As BDSM becomes a cultural talking point, Olivia Petter examines what differentiates a consensual sexual practice from abusive behaviour, and why it’s so crucial to understand these polarities. Few sexual proclivities are as complex or pathologised as BDSM. For a long time, the practice, which stands for bondage, discipline, sadism and masochism, has been seen as the dark and torturous core of the carnal underworld. It’s synonymous with trauma, both physiological and psychological. Say “BDSM” to most people and they’ll instantly picture Christian Grey, the smouldering, sado-obsessed protagonist in EL James’s comically terrible Fifty Shades of Grey trilogy, whose interest in the practice is linked to his own childhood abuse.

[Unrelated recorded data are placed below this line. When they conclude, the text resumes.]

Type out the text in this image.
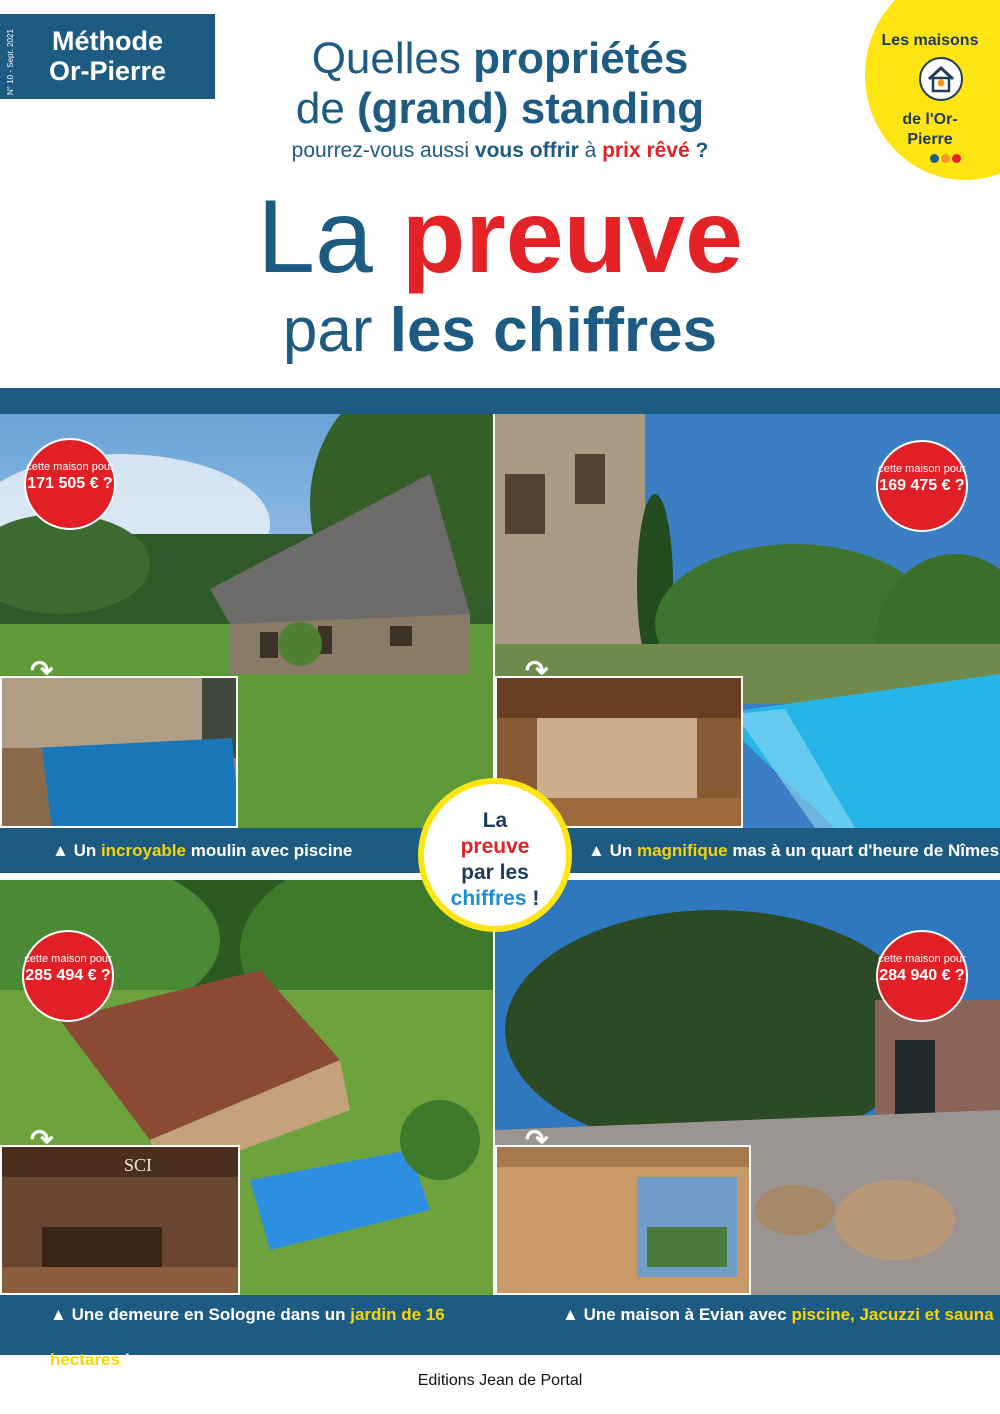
Méthode
Or-Pierre
N° 10 - Sept. 2021	Quelles propriétés
de (grand) standing
pourrez-vous aussi vous offrir à prix rêvé ?
La preuve
par les chiffres
Les maisons
de l'Or-
Pierre
↷
cette maison pour
171 505 € ?
↷
cette maison pour
169 475 € ?
▲ Un incroyable moulin avec piscine	▲ Un magnifique mas à un quart d'heure de Nîmes
SCI
↷
cette maison pour
285 494 € ?
↷
cette maison pour
284 940 € ?
▲ Une demeure en Sologne dans un jardin de 16 hectares !
▲ Une maison à Evian avec piscine, Jacuzzi et sauna
La
preuve
par les
chiffres !
Editions Jean de Portal
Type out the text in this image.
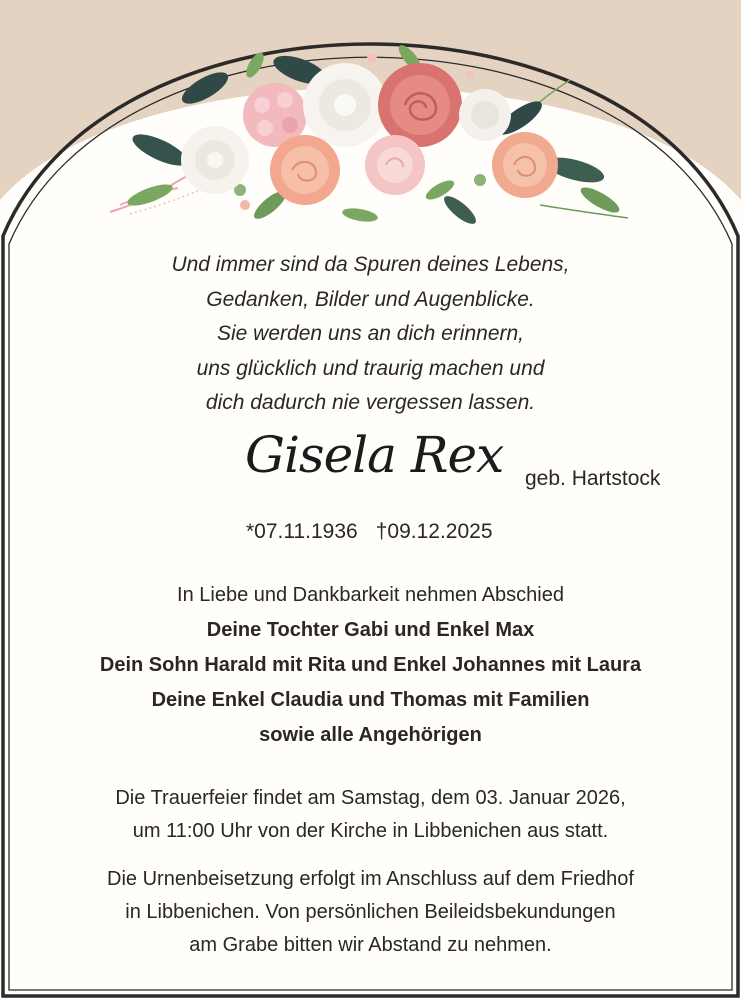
Und immer sind da Spuren deines Lebens,
Gedanken, Bilder und Augenblicke.
Sie werden uns an dich erinnern,
uns glücklich und traurig machen und
dich dadurch nie vergessen lassen.
Gisela Rex geb. Hartstock
*07.11.1936 †09.12.2025
In Liebe und Dankbarkeit nehmen Abschied
Deine Tochter Gabi und Enkel Max
Dein Sohn Harald mit Rita und Enkel Johannes mit Laura
Deine Enkel Claudia und Thomas mit Familien
sowie alle Angehörigen
Die Trauerfeier findet am Samstag, dem 03. Januar 2026,
um 11:00 Uhr von der Kirche in Libbenichen aus statt.
Die Urnenbeisetzung erfolgt im Anschluss auf dem Friedhof
in Libbenichen. Von persönlichen Beileidsbekundungen
am Grabe bitten wir Abstand zu nehmen.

This isn’t just a limited view. It’s one that perpetuates damaging myths about a community of people that has warped our understanding of what BDSM actually entails, and what it looks like when it’s carried out safely and consensually. And it’s one that, certainly in the case of Fifty Shades, perpetuates damaging myths about a community of people that has warped our understanding of what BDSM actually entails, and what it looks like when it’s carried out safely and consensually.
All this has come under the spotlight in the last month in light of allegations against Neil Gaiman. The American Gods author, 64, was the subject of a New York magazine article published on 13 January that featured interviews with eight women who accused him of sexual assault. Gaiman responded to the claims the following day, denying having ever engaged in “non-consensual sexual activity” with anyone. He added that after having gone back over messages with the women featured in the article, he interpreted them as “two people enjoying entirely consensual sexual relationships and wanting to see one another again”.